The incompetence of Joke Biden’s Treasury is staggering. You’d think that Janet Yellen, a former Fed Chairman, would have a clue.

Instead, when interest rates were on the floor, Yellen issued short-term paper. She should’ve locked in those idiotically low rates with long-term bonds and enjoyed Powell’s hiking cycle. Now, she’s stuck trying to finance the enormous deficit at normal rates. Stupid.

Why are we running a 7% budget deficit when we’ve got full employment?

Goodies for all those registered voters. That’s why.

The Private Sector

Productivity is improving now, just as when email went mainstream in the 1990s. Automation and AI have made it easier for solopreneurs to run fully-fledged businesses, and blockchain has created an entirely new industry.

Not everything is perfect, but it’s for businesses to iterate along the path of success. It’s not for the government to dictate.

The Fear of Crowding Out

First, let’s define “crowding out.”

Crowding out happens when increased government spending or borrowing reduces or "crowds out" private spending and investment. It occurs when expansionary fiscal policies, such as increased government spending (as we have now) or tax cuts, lead to higher interest rates.

Those higher interest rates - like we have now - make it more expensive for private businesses and consumers to borrow and invest, reducing their spending. This "crowds out" private investment.

Crowding out is more likely to occur when the economy is already at or near full employment - where we are right now - as government spending has limited capacity to increase overall economic activity. It has adverse long-term effects by reducing capital accumulation and economic development. 

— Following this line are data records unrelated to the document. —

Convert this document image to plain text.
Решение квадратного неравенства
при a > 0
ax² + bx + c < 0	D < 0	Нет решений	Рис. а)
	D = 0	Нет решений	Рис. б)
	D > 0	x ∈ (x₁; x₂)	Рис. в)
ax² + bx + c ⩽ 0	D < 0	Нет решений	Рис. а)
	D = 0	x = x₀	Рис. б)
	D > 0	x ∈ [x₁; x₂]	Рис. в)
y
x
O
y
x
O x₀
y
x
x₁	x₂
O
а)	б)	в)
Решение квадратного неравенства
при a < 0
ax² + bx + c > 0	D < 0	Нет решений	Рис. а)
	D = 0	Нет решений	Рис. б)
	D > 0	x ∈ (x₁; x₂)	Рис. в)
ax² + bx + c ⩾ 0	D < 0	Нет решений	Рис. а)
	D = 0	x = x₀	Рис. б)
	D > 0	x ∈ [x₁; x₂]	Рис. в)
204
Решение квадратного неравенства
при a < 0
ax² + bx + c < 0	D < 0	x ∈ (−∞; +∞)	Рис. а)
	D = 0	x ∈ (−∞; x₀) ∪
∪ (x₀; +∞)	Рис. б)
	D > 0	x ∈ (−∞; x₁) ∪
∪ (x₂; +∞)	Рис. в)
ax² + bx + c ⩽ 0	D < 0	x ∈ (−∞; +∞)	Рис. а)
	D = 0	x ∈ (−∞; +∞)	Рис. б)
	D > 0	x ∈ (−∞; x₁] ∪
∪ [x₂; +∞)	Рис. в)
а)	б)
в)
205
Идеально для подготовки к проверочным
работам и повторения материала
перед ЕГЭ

For a practical example, if you can buy a “risk-free” US Treasury bond yielding 8%, you certainly would. Most stock market investors don’t make that in a year, so putting your savings in a UST bond that yields 8% is a no-brainer. Now, you’re not investing in the stock or corporate bond markets.

That’s the crowding out Druckenmiller fears.

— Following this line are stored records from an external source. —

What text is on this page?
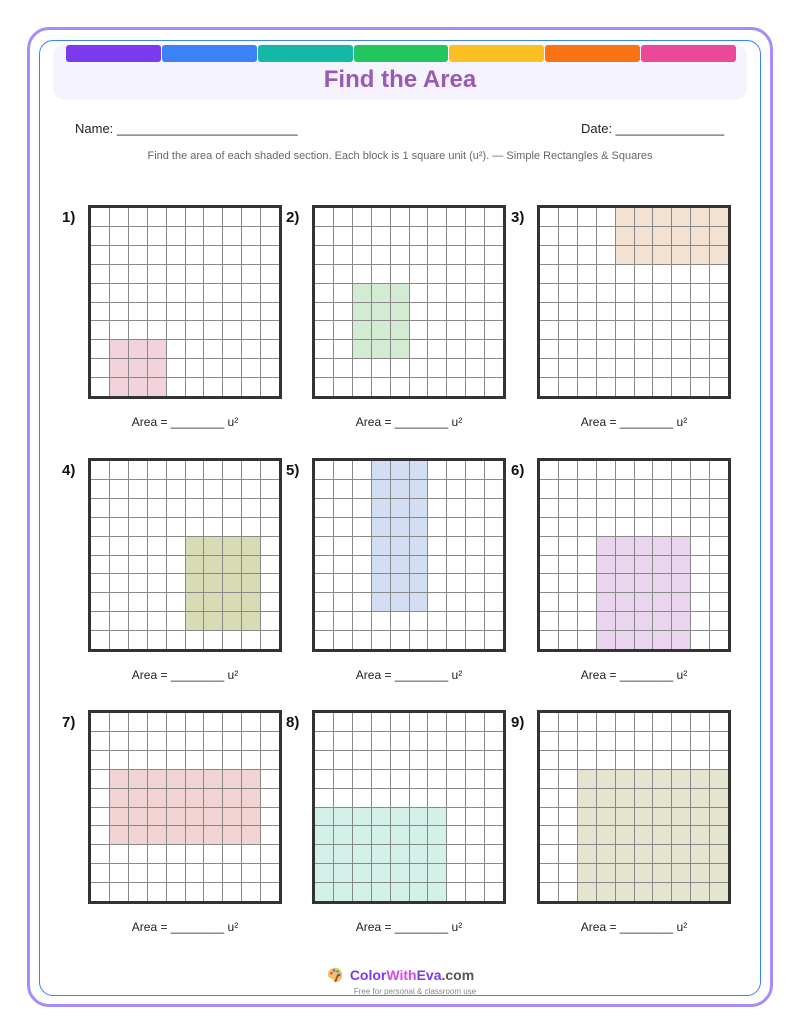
Find the Area
Name: _________________________	Date: _______________
Find the area of each shaded section. Each block is 1 square unit (u²). — Simple Rectangles & Squares
1)
Area = ________ u²
2)
Area = ________ u²
3)
Area = ________ u²
4)
Area = ________ u²
5)
Area = ________ u²
6)
Area = ________ u²
7)
Area = ________ u²
8)
Area = ________ u²
9)
Area = ________ u²
ColorWithEva.com
Free for personal & classroom use
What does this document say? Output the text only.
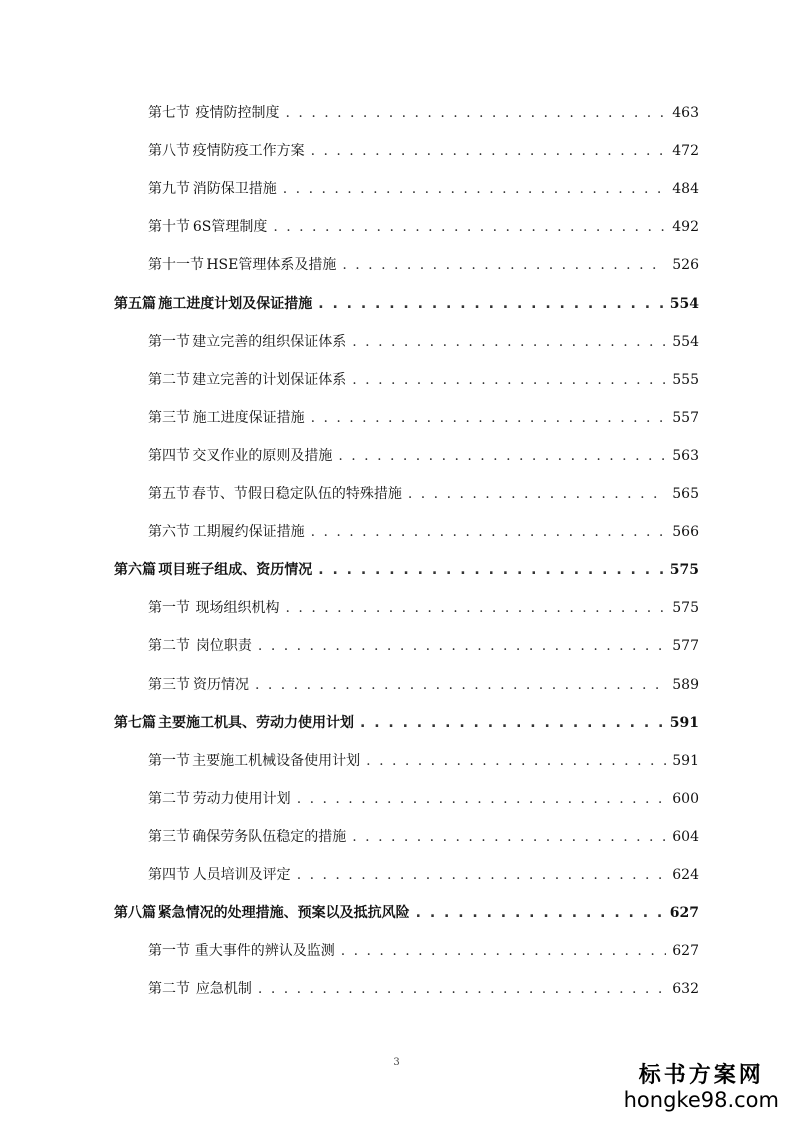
第七节 疫情防控制度 . . .	463
第八节 疫情防疫工作方案 . . .	472
第九节 消防保卫措施 . . .	484
第十节 6S管理制度 . . .	492
第十一节 HSE管理体系及措施 . . .	526
第五篇 施工进度计划及保证措施 . . .	554
第一节 建立完善的组织保证体系 . . .	554
第二节 建立完善的计划保证体系 . . .	555
第三节 施工进度保证措施 . . .	557
第四节 交叉作业的原则及措施 . . .	563
第五节 春节、节假日稳定队伍的特殊措施 . . .	565
第六节 工期履约保证措施 . . .	566
第六篇 项目班子组成、资历情况 . . .	575
第一节 现场组织机构 . . .	575
第二节 岗位职责 . . .	577
第三节 资历情况 . . .	589
第七篇 主要施工机具、劳动力使用计划 . . .	591
第一节 主要施工机械设备使用计划 . . .	591
第二节 劳动力使用计划 . . .	600
第三节 确保劳务队伍稳定的措施 . . .	604
第四节 人员培训及评定 . . .	624
第八篇 紧急情况的处理措施、预案以及抵抗风险 . . .	627
第一节 重大事件的辨认及监测 . . .	627
第二节 应急机制 . . .	632
3	标书方案网
hongke98.com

When so many decently yielding government bonds are on offer, liquidity drains from the private sector. Since Yellen and her treasury made such a catastrophic mistake issuing short-term instead of long-term bonds, this is the problem we’ll have going forward.

Wrap Up

It was a pleasure to see Stan Druckenmiller tell it like it is. There were no histrionics, just facts.

We need more powerful men like him to stand up to The Establishment.

If they do, we may yet get out of this mess.